Jackson Sara L, Abraham Linn, Miglioretti Diana L, Buist Diana S M, Kerlikowske Karla, Onega Tracy, Carney Patricia A, Sickles Edward A, Elmore Joann G
1 Division of General Internal Medicine, University of Washington, 325 Ninth Ave, Seattle, WA 98104.
2 Group Health Research Institute, Group Health Cooperative, Seattle, WA.
AJR Am J Roentgenol. 2015 Aug;205(2):456-63. doi: 10.2214/AJR.14.13672.
Earlier studies of diagnostic mammography found wide unexplained variability in accuracy among radiologists. We assessed patient and radiologist characteristics associated with the interpretive performance of two types of diagnostic mammography.
Radiologists interpreting mammograms in seven regions of the United States were invited to participate in a survey that collected information on their demographics, practice setting, breast imaging experience, and self-reported interpretive volume. Survey data from 244 radiologists were linked to data on 274,401 diagnostic mammograms performed for additional evaluation of a recent abnormal screening mammogram or to evaluate a breast problem, between 1998 and 2008. These data were also linked to patients' risk factors and follow-up data on breast cancer. We measured interpretive performance by false-positive rate, sensitivity, and AUC. Using logistic regression, we evaluated patient and radiologist characteristics associated with false-positive rate and sensitivity for each diagnostic mammogram type.

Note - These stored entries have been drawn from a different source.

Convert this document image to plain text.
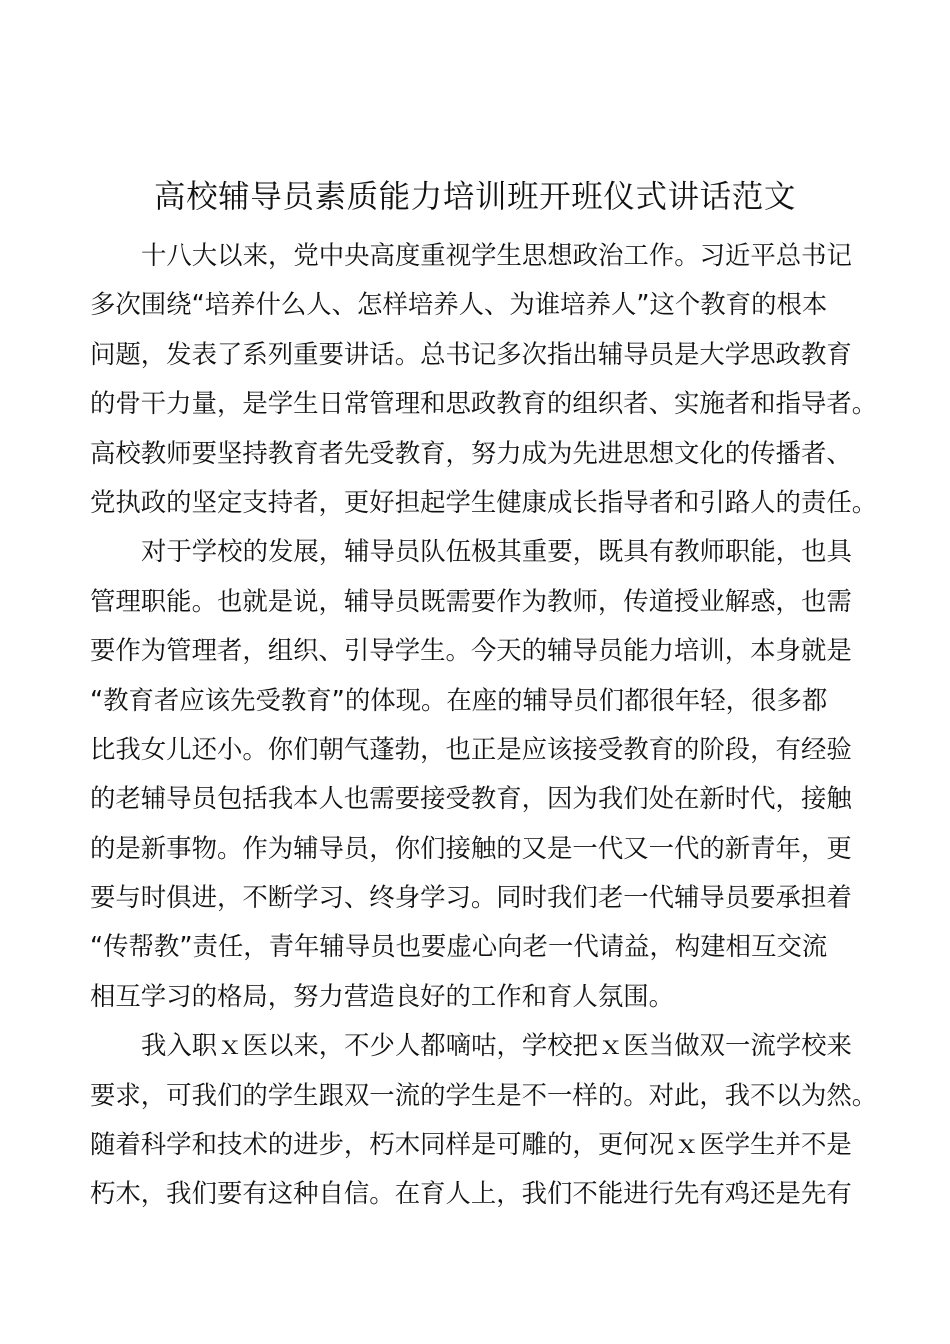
高校辅导员素质能力培训班开班仪式讲话范文
十八大以来，党中央高度重视学生思想政治工作。习近平总书记
多次围绕“培养什么人、怎样培养人、为谁培养人”这个教育的根本
问题，发表了系列重要讲话。总书记多次指出辅导员是大学思政教育
的骨干力量，是学生日常管理和思政教育的组织者、实施者和指导者。
高校教师要坚持教育者先受教育，努力成为先进思想文化的传播者、
党执政的坚定支持者，更好担起学生健康成长指导者和引路人的责任。
对于学校的发展，辅导员队伍极其重要，既具有教师职能，也具
管理职能。也就是说，辅导员既需要作为教师，传道授业解惑，也需
要作为管理者，组织、引导学生。今天的辅导员能力培训，本身就是
“教育者应该先受教育”的体现。在座的辅导员们都很年轻，很多都
比我女儿还小。你们朝气蓬勃，也正是应该接受教育的阶段，有经验
的老辅导员包括我本人也需要接受教育，因为我们处在新时代，接触
的是新事物。作为辅导员，你们接触的又是一代又一代的新青年，更
要与时俱进，不断学习、终身学习。同时我们老一代辅导员要承担着
“传帮教”责任，青年辅导员也要虚心向老一代请益，构建相互交流
相互学习的格局，努力营造良好的工作和育人氛围。
我入职ｘ医以来，不少人都嘀咕，学校把ｘ医当做双一流学校来
要求，可我们的学生跟双一流的学生是不一样的。对此，我不以为然。
随着科学和技术的进步，朽木同样是可雕的，更何况ｘ医学生并不是
朽木，我们要有这种自信。在育人上，我们不能进行先有鸡还是先有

Mammograms performed for additional evaluation of a recent mammogram had an overall false-positive rate of 11.9%, sensitivity of 90.2%, and AUC of 0.894; examinations done to evaluate a breast problem had an overall false-positive rate of 7.6%, sensitivity of 83.9%, and AUC of 0.871. Multiple patient characteristics were associated with measures of interpretive performance, and radiologist academic affiliation was associated with higher sensitivity for both indications for diagnostic mammograms.
These results indicate the potential for improved radiologist training, using evaluation of their own performance relative to best practices, and for improved clinical outcomes with health care system changes to maximize access to diagnostic mammography interpretation in academic settings.
早期关于诊断性乳腺钼靶检查的研究发现,放射科医生之间的准确性存在广泛且无法解释的差异。我们评估了与两种类型诊断性乳腺钼靶检查解读性能相关的患者和放射科医生特征。
邀请在美国七个地区解读乳腺钼靶片的放射科医生参与一项调查,该调查收集了他们的人口统计学信息、执业环境、乳腺影像经验以及自我报告的解读量。244名放射科医生的调查数据与1998年至2008年间为进一步评估近期异常筛查乳腺钼靶片或评估乳腺问题而进行的274,401例诊断性乳腺钼靶检查的数据相关联。这些数据还与患者的风险因素以及乳腺癌的随访数据相关联。我们通过假阳性率、敏感性和AUC来衡量解读性能。使用逻辑回归,我们评估了与每种诊断性乳腺钼靶检查类型的假阳性率和敏感性相关的患者和放射科医生特征。
为进一步评估近期乳腺钼靶片而进行的乳腺钼靶检查总体假阳性率为11.9%,敏感性为90.2%,AUC为0.894;为评估乳腺问题而进行的检查总体假阳性率为7.6%,敏感性为83.9%,AUC为0.871。多种患者特征与解读性能指标相关,并且放射科医生的学术背景与两种诊断性乳腺钼靶检查指征的较高敏感性相关。
这些结果表明,通过根据最佳实践评估自身表现来改进放射科医生培训具有潜力,并且通过改变医疗保健系统以最大限度地在学术环境中获得诊断性乳腺钼靶检查解读,可改善临床结果。